Elof Stjöstedt
Je passe devant des dizaines de maisons et de fermes, mais rien ne m’arrête : petits rideaux en haut des fenêtres, loupiotes décoratives, pots de géranium sur le perron, gazon bien tondu, chemin tracé… Puis tout à coup, il se passe quelque chose. Je recule pour retrouver l’impression fugitive : une allée bordée de piquets surmontés de boîtes, de bidons à lait, de thermos chinois, de poupées en plastique. Je prends l’allée, on se croirait alors dans le jardin de Fifi Brindacier : un ramassis d’objets collectionnés, des trésors pleins de fantaisie. Fleurs artificielles, panneaux de bois gravé, assiettes décorées, chevaux de plastique à califourchon sur des planches peintes, grands fauteuils et tapis de clinquants, vaisselle qui sèche, orgue cabossé avec une sculpture de bois dessus représentant une vieille paysanne en tablier, au visage rieur marqué par de fortes rides.
Deux maisons se font face. Sur une terrasse qui sert d’entrée, le plancher a été badigeonné de vernis visqueux et noir qui ressemble à de la mélasse. J’ai beau appeler, faire du bruit, tout est calme. Le silence est presque inquiétant, comme dans les films avant l’assaut de tribus indiennes. J’imagine le propriétaire revenant de la chasse avec le chien (dont je devine la présence par les traces de pattes sur le goudron) et qui découvrirait l’inconnue, une Renault 205 immatriculée 75, explorant le site comme dans un parc d’attractions… J’appelle un peu plus fort « Hej !». Pas de réponse, juste le son sec d’un mobile de bambou, le dip-dip régulier d’un oiseau. La petite sculpture de paysanne me rit à la figure, je crois que les objets vont finir par s’animer. Je suis Alice au Pays des Merveilles face au chat moqueur ou à la dame de pique.
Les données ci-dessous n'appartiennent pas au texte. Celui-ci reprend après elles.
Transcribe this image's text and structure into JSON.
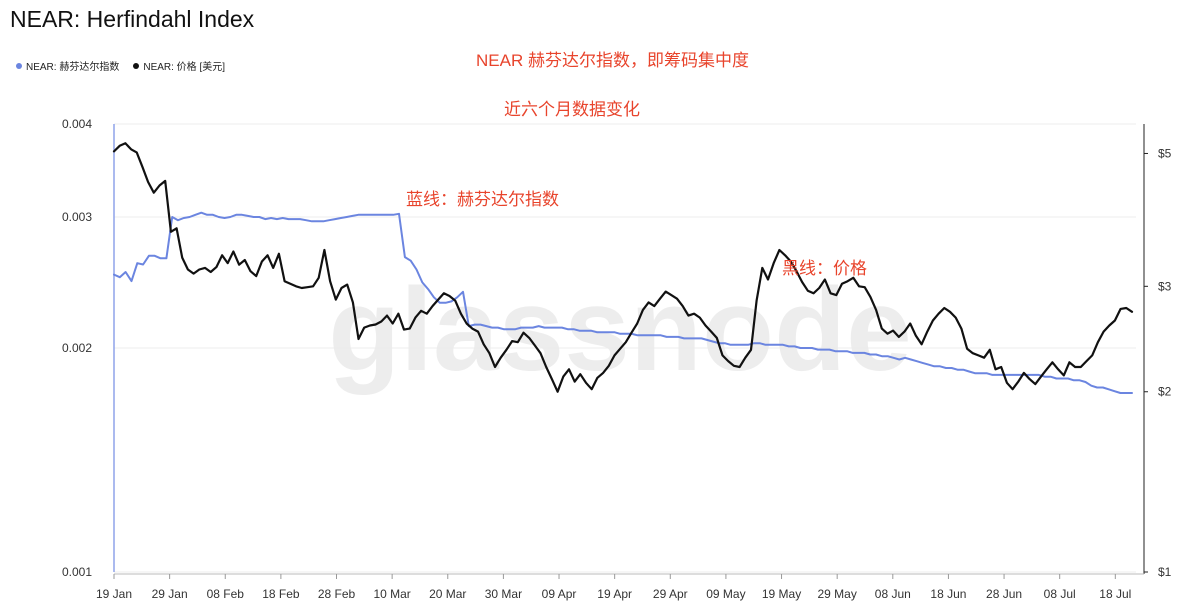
{
  "header": {
    "title": "NEAR: Herfindahl Index"
  },
  "legend": {
    "items": [
      {
        "label": "NEAR: 赫芬达尔指数",
        "color": "#6b85e0"
      },
      {
        "label": "NEAR: 价格 [美元]",
        "color": "#111111"
      }
    ]
  },
  "annotations": {
    "main_line1": "NEAR 赫芬达尔指数，即筹码集中度",
    "main_line2": "近六个月数据变化",
    "blue_label": "蓝线：赫芬达尔指数",
    "black_label": "黑线：价格"
  },
  "watermark": "glassnode",
  "chart_data": {
    "type": "line",
    "title": "NEAR: Herfindahl Index",
    "x_start": "2022-01-19",
    "x_end": "2022-07-21",
    "x_tick_labels": [
      "19 Jan",
      "29 Jan",
      "08 Feb",
      "18 Feb",
      "28 Feb",
      "10 Mar",
      "20 Mar",
      "30 Mar",
      "09 Apr",
      "19 Apr",
      "29 Apr",
      "09 May",
      "19 May",
      "29 May",
      "08 Jun",
      "18 Jun",
      "28 Jun",
      "08 Jul",
      "18 Jul"
    ],
    "y_left": {
      "scale": "log",
      "range": [
        0.001,
        0.004
      ],
      "ticks": [
        "0.001",
        "0.002",
        "0.003",
        "0.004"
      ]
    },
    "y_right": {
      "scale": "log",
      "range": [
        1,
        5.6
      ],
      "ticks": [
        "$1",
        "$2",
        "$3",
        "$5"
      ]
    },
    "grid": true,
    "series": [
      {
        "name": "NEAR: 赫芬达尔指数",
        "color": "#6b85e0",
        "axis": "left",
        "values": [
          0.00251,
          0.00249,
          0.00253,
          0.00246,
          0.0026,
          0.00259,
          0.00266,
          0.00266,
          0.00264,
          0.00264,
          0.003,
          0.00297,
          0.00299,
          0.003,
          0.00302,
          0.00304,
          0.00302,
          0.00302,
          0.003,
          0.00299,
          0.003,
          0.00302,
          0.00302,
          0.00301,
          0.003,
          0.003,
          0.00298,
          0.00299,
          0.00298,
          0.00299,
          0.00298,
          0.00298,
          0.00298,
          0.00297,
          0.00296,
          0.00296,
          0.00296,
          0.00297,
          0.00298,
          0.00299,
          0.003,
          0.00301,
          0.00302,
          0.00302,
          0.00302,
          0.00302,
          0.00302,
          0.00302,
          0.00302,
          0.00303,
          0.00265,
          0.00262,
          0.00255,
          0.00245,
          0.0024,
          0.00234,
          0.0023,
          0.0023,
          0.00231,
          0.00234,
          0.00238,
          0.00214,
          0.00215,
          0.00215,
          0.00214,
          0.00213,
          0.00213,
          0.00212,
          0.00212,
          0.00212,
          0.00213,
          0.00213,
          0.00213,
          0.00214,
          0.00213,
          0.00213,
          0.00213,
          0.00213,
          0.00212,
          0.00212,
          0.00211,
          0.00211,
          0.00211,
          0.0021,
          0.0021,
          0.0021,
          0.0021,
          0.00209,
          0.00209,
          0.00209,
          0.00208,
          0.00208,
          0.00208,
          0.00208,
          0.00208,
          0.00207,
          0.00207,
          0.00207,
          0.00206,
          0.00206,
          0.00206,
          0.00206,
          0.00205,
          0.00204,
          0.00203,
          0.00203,
          0.00202,
          0.00202,
          0.00202,
          0.00202,
          0.00203,
          0.00203,
          0.00202,
          0.00202,
          0.00202,
          0.00202,
          0.00201,
          0.00201,
          0.002,
          0.002,
          0.002,
          0.00199,
          0.00199,
          0.00199,
          0.00198,
          0.00198,
          0.00198,
          0.00197,
          0.00197,
          0.00197,
          0.00196,
          0.00196,
          0.00195,
          0.00195,
          0.00194,
          0.00193,
          0.00194,
          0.00193,
          0.00192,
          0.00191,
          0.0019,
          0.00189,
          0.00189,
          0.00188,
          0.00188,
          0.00187,
          0.00187,
          0.00186,
          0.00185,
          0.00185,
          0.00185,
          0.00184,
          0.00184,
          0.00184,
          0.00184,
          0.00184,
          0.00184,
          0.00184,
          0.00184,
          0.00184,
          0.00183,
          0.00183,
          0.00182,
          0.00182,
          0.00182,
          0.00181,
          0.00181,
          0.0018,
          0.00178,
          0.00177,
          0.00177,
          0.00176,
          0.00175,
          0.00174,
          0.00174,
          0.00174
        ]
      },
      {
        "name": "NEAR: 价格 [美元]",
        "color": "#111111",
        "axis": "right",
        "values": [
          5.04,
          5.15,
          5.2,
          5.08,
          5.02,
          4.75,
          4.48,
          4.3,
          4.42,
          4.5,
          3.7,
          3.75,
          3.35,
          3.2,
          3.15,
          3.2,
          3.22,
          3.17,
          3.23,
          3.38,
          3.28,
          3.43,
          3.26,
          3.32,
          3.18,
          3.12,
          3.3,
          3.38,
          3.22,
          3.4,
          3.06,
          3.03,
          3.0,
          2.98,
          2.99,
          3.0,
          3.1,
          3.45,
          3.06,
          2.85,
          2.98,
          3.02,
          2.82,
          2.45,
          2.56,
          2.58,
          2.59,
          2.62,
          2.68,
          2.6,
          2.7,
          2.54,
          2.55,
          2.66,
          2.73,
          2.7,
          2.78,
          2.85,
          2.92,
          2.89,
          2.84,
          2.7,
          2.6,
          2.55,
          2.52,
          2.4,
          2.32,
          2.2,
          2.28,
          2.35,
          2.43,
          2.42,
          2.51,
          2.46,
          2.39,
          2.32,
          2.2,
          2.1,
          2.0,
          2.12,
          2.18,
          2.08,
          2.14,
          2.07,
          2.02,
          2.11,
          2.15,
          2.21,
          2.3,
          2.36,
          2.42,
          2.51,
          2.6,
          2.74,
          2.82,
          2.78,
          2.86,
          2.94,
          2.9,
          2.86,
          2.78,
          2.68,
          2.7,
          2.66,
          2.58,
          2.52,
          2.46,
          2.3,
          2.25,
          2.21,
          2.2,
          2.28,
          2.35,
          2.84,
          3.22,
          3.08,
          3.28,
          3.45,
          3.38,
          3.3,
          3.18,
          3.05,
          2.95,
          2.92,
          2.98,
          3.08,
          2.92,
          2.9,
          3.03,
          3.06,
          3.1,
          3.0,
          2.99,
          2.88,
          2.74,
          2.55,
          2.5,
          2.53,
          2.47,
          2.52,
          2.6,
          2.48,
          2.4,
          2.52,
          2.63,
          2.7,
          2.76,
          2.72,
          2.66,
          2.55,
          2.36,
          2.32,
          2.3,
          2.28,
          2.35,
          2.18,
          2.2,
          2.07,
          2.02,
          2.08,
          2.15,
          2.1,
          2.06,
          2.12,
          2.18,
          2.24,
          2.18,
          2.13,
          2.24,
          2.2,
          2.2,
          2.25,
          2.3,
          2.42,
          2.52,
          2.58,
          2.63,
          2.75,
          2.76,
          2.72
        ]
      }
    ]
  }
}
J’avance vers la maison et frappe fortement à la porte. Un chien répond, puis une voix d’homme. Je recule légèrement. C’est un type en caleçon qui m’ouvre la porte, tout ensommeillé. Il m’observe sidéré, rentre chez lui pour enfiler son tee-shirt « Sweden », prend la lettre du Centre Culturel Suédois pour ne lire pratiquement que la signature et répond à mes observations simplistes « huset speciellt och bra » (maison bien spéciale) et à mes gestes enthousiastes par un regard étonné, un sourire bon enfant. Je demande si je peux photographier l’extérieur, tout un monde déjà. Il comprend mal l’anglais mais il m’aide à monter mon trépied, monte les quelques marches vers sa maison et pose agenouillé devant la porte. Puis il me propose d’entrer. C’est un plaisir de voir l’autre côté du décor, tout aussi amusant. Je photographie les quatre côtés de la pièce principale, car je ne sais lequel choisir. Le divan qui sert de lit est surmonté d’un crâne d’élan. Sur un siège, au centre, un ours en peluche qui paraît attendre son assiette. Au sol, des bouteilles de bière, un petit éléphant de plâtre, des cigarettes, un vieux réveil des années 50 à clochette, et des bibelots sur une table basse. Un tas de chapeaux est accroché au mur, il y a de la vaisselle un peu partout, des fauteuils aux angles. Il prend la pose dans l’un d’eux, se déplace au moindre regard pour occuper l’autre, regarde où j’ai envie d’aller, pris au jeu, à la fois acteur et spectateur. Il enfile un chapeau de marin, puis un Stetson mou qui lui donne un air de chien battu mais lui va plutôt bien. De retour dehors, il me présente sa deuxième maison, en partie effondrée. Il s’assied sur un pouf devant l’orgue et m’explique que la petite sculpture de paysanne est un portrait de sa mère, qui était une grande rigolarde. Au moment de partir, il m’offre un gros crayon bleu d’ébéniste et un stylo bic, me serrant chaleureusement la main avec les deux siennes.